The team, led by Starkenburg, will share their findings at the 240th meeting of the American Astronomical Society in Pasadena, California, today.
Galactic cannibalism, stolen stars
The simulations support the theory that galaxies grow in part by engulfing smaller groups of stars. A dwarf galaxy trapped in the orbit of a larger galaxy is distorted by gravity.

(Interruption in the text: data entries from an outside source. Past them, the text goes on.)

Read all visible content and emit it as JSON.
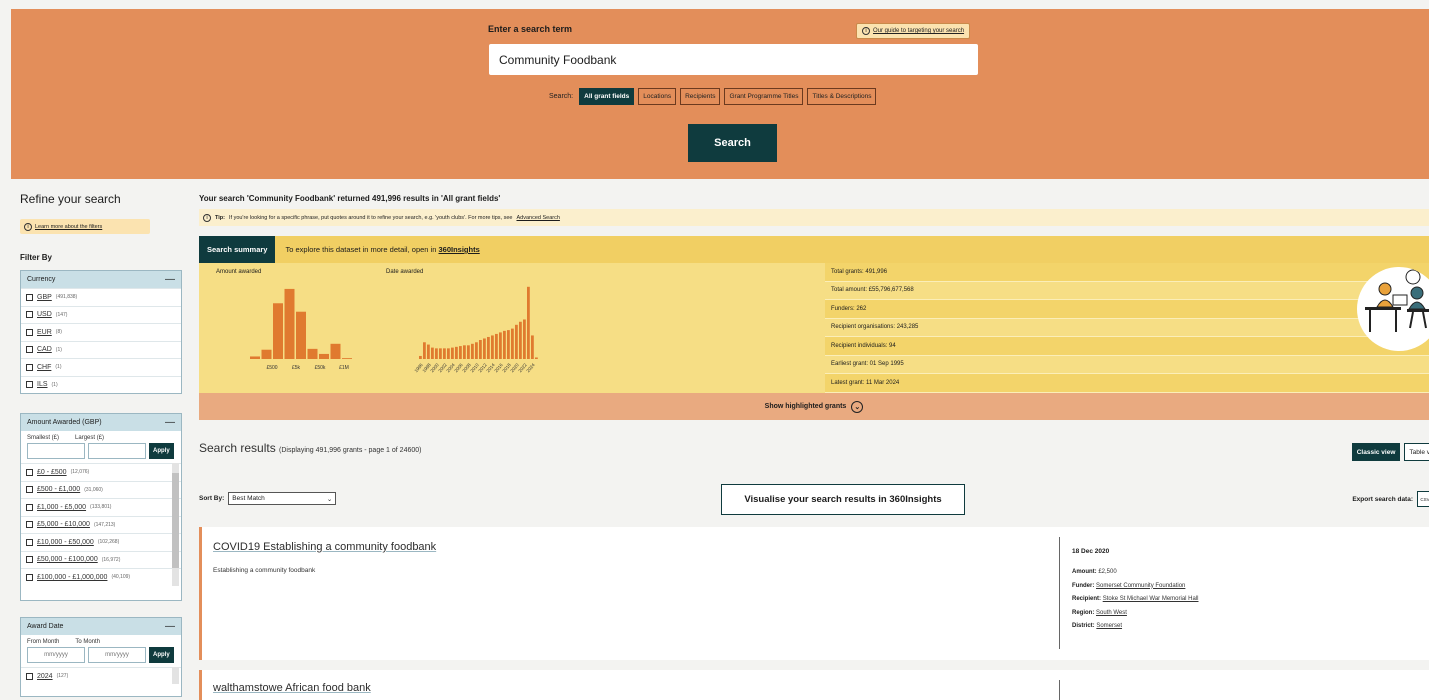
{
  "hero": {
    "label": "Enter a search term",
    "guide_link": "Our guide to targeting your search",
    "search_value": "Community Foodbank",
    "scope_label": "Search:",
    "scopes": [
      "All grant fields",
      "Locations",
      "Recipients",
      "Grant Programme Titles",
      "Titles & Descriptions"
    ],
    "search_button": "Search"
  },
  "sidebar": {
    "title": "Refine your search",
    "help_link": "Learn more about the filters",
    "filter_by": "Filter By",
    "currency": {
      "title": "Currency",
      "options": [
        {
          "name": "GBP",
          "count": "(491,838)"
        },
        {
          "name": "USD",
          "count": "(147)"
        },
        {
          "name": "EUR",
          "count": "(8)"
        },
        {
          "name": "CAD",
          "count": "(1)"
        },
        {
          "name": "CHF",
          "count": "(1)"
        },
        {
          "name": "ILS",
          "count": "(1)"
        }
      ]
    },
    "amount": {
      "title": "Amount Awarded (GBP)",
      "smallest_label": "Smallest (£)",
      "largest_label": "Largest (£)",
      "apply": "Apply",
      "options": [
        {
          "name": "£0 - £500",
          "count": "(12,076)"
        },
        {
          "name": "£500 - £1,000",
          "count": "(31,060)"
        },
        {
          "name": "£1,000 - £5,000",
          "count": "(133,801)"
        },
        {
          "name": "£5,000 - £10,000",
          "count": "(147,213)"
        },
        {
          "name": "£10,000 - £50,000",
          "count": "(102,268)"
        },
        {
          "name": "£50,000 - £100,000",
          "count": "(16,972)"
        },
        {
          "name": "£100,000 - £1,000,000",
          "count": "(40,109)"
        }
      ]
    },
    "award_date": {
      "title": "Award Date",
      "from_label": "From Month",
      "to_label": "To Month",
      "placeholder": "mm/yyyy",
      "apply": "Apply",
      "options": [
        {
          "name": "2024",
          "count": "(127)"
        }
      ]
    }
  },
  "main": {
    "headline": "Your search 'Community Foodbank' returned 491,996 results in 'All grant fields'",
    "tip_label": "Tip:",
    "tip_text": "If you're looking for a specific phrase, put quotes around it to refine your search, e.g. 'youth clubs'. For more tips, see",
    "tip_link": "Advanced Search",
    "summary_tab": "Search summary",
    "explore_text": "To explore this dataset in more detail, open in",
    "explore_link": "360Insights",
    "stats": [
      "Total grants: 491,996",
      "Total amount: £55,796,677,568",
      "Funders: 262",
      "Recipient organisations: 243,285",
      "Recipient individuals: 94",
      "Earliest grant: 01 Sep 1995",
      "Latest grant: 11 Mar 2024"
    ],
    "highlight_button": "Show highlighted grants",
    "results_title": "Search results",
    "results_sub": "(Displaying 491,996 grants - page 1 of 24600)",
    "view_classic": "Classic view",
    "view_table": "Table v",
    "sort_label": "Sort By:",
    "sort_value": "Best Match",
    "visualise_button": "Visualise your search results in 360Insights",
    "export_label": "Export search data:",
    "export_format": "CSV"
  },
  "chart_data": [
    {
      "type": "bar",
      "title": "Amount awarded",
      "categories": [
        "b1",
        "b2",
        "b3",
        "b4",
        "b5",
        "b6",
        "b7",
        "b8",
        "b9"
      ],
      "tick_labels": [
        "£500",
        "£5k",
        "£50k",
        "£1M"
      ],
      "values": [
        3,
        11,
        66,
        83,
        56,
        12,
        6,
        18,
        1
      ],
      "ylim": [
        0,
        90
      ]
    },
    {
      "type": "bar",
      "title": "Date awarded",
      "categories": [
        "1995",
        "1996",
        "1997",
        "1998",
        "1999",
        "2000",
        "2001",
        "2002",
        "2003",
        "2004",
        "2005",
        "2006",
        "2007",
        "2008",
        "2009",
        "2010",
        "2011",
        "2012",
        "2013",
        "2014",
        "2015",
        "2016",
        "2017",
        "2018",
        "2019",
        "2020",
        "2021",
        "2022",
        "2023",
        "2024"
      ],
      "tick_labels": [
        "1996",
        "1998",
        "2000",
        "2002",
        "2004",
        "2006",
        "2008",
        "2010",
        "2012",
        "2014",
        "2016",
        "2018",
        "2020",
        "2022",
        "2024"
      ],
      "values": [
        4,
        22,
        19,
        15,
        14,
        14,
        14,
        14,
        15,
        16,
        17,
        18,
        18,
        20,
        22,
        25,
        27,
        29,
        31,
        33,
        35,
        37,
        38,
        40,
        45,
        49,
        52,
        95,
        31,
        2
      ],
      "ylim": [
        0,
        100
      ]
    }
  ],
  "grants": [
    {
      "title": "COVID19 Establishing a community foodbank",
      "description": "Establishing a community foodbank",
      "date": "18 Dec 2020",
      "amount_label": "Amount:",
      "amount": "£2,500",
      "funder_label": "Funder:",
      "funder": "Somerset Community Foundation",
      "recipient_label": "Recipient:",
      "recipient": "Stoke St Michael War Memorial Hall",
      "region_label": "Region:",
      "region": "South West",
      "district_label": "District:",
      "district": "Somerset"
    },
    {
      "title": "walthamstowe African food bank"
    }
  ],
  "colors": {
    "hero": "#e38e5a",
    "accent_dark": "#0f3b3e",
    "summary_yellow": "#f6de85",
    "bar_orange": "#e07a2f"
  }
}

Its stars rain and trace arcs and loops around the larger galaxy until they finally become its newest members.
“When individual stars escape the dwarf galaxy and fall into the more massive, they form long, thin streams that remain intact for billions of years,” said Sarah Pearson, Hubble Postdoctoral Fellow at the university. from New York to New York and the lead author for a separate study of the mission’s expected observations in this area. “Thus the stars’ flux contains secrets from the past and can shed light on billions of years of evolution.”
Astronomers have captured this cannibalistic process on fresh deed by using telescopes like ESA’s (European Space Agency) Gaia satellite, which is fine-tuned to measure the positions and movements of the stars in our Milky Way galaxy. The novel will expand these observations by making similar measurements of stars both in the Milky Way and in other galaxies.
The Milky Way is home to at least 70 stellar currents, meaning it has probably eaten at least 70 dwarf galaxies or spherical star clusters – groups of hundreds of thousands of gravitational stars. The novel’s Milky Way images could allow astronomers to collect snapshots in time to show the stars’ motion. This will help us understand what dark matter is made of – invisible matter that we can only detect by its gravitational effects on visible objects.
One theory suggests that dark matter is “cold” or consists of heavy, slow-moving particles. If so, it should clump together in galactic halos and disrupt stellar currents in ways that Roman could see. By detecting or eliminating these distortions, Roman was able to narrow the candidates to dark matter composition.
Astronomers are also eager to study stellar currents in several of the Milky Way’s neighboring galaxies. They are not well studied in other galaxies because they are so weak and so far away. They are also so large that they can wrap around an entire galaxy. It takes a unique panoramic view like Romans to take pictures that are both large and detailed enough to see.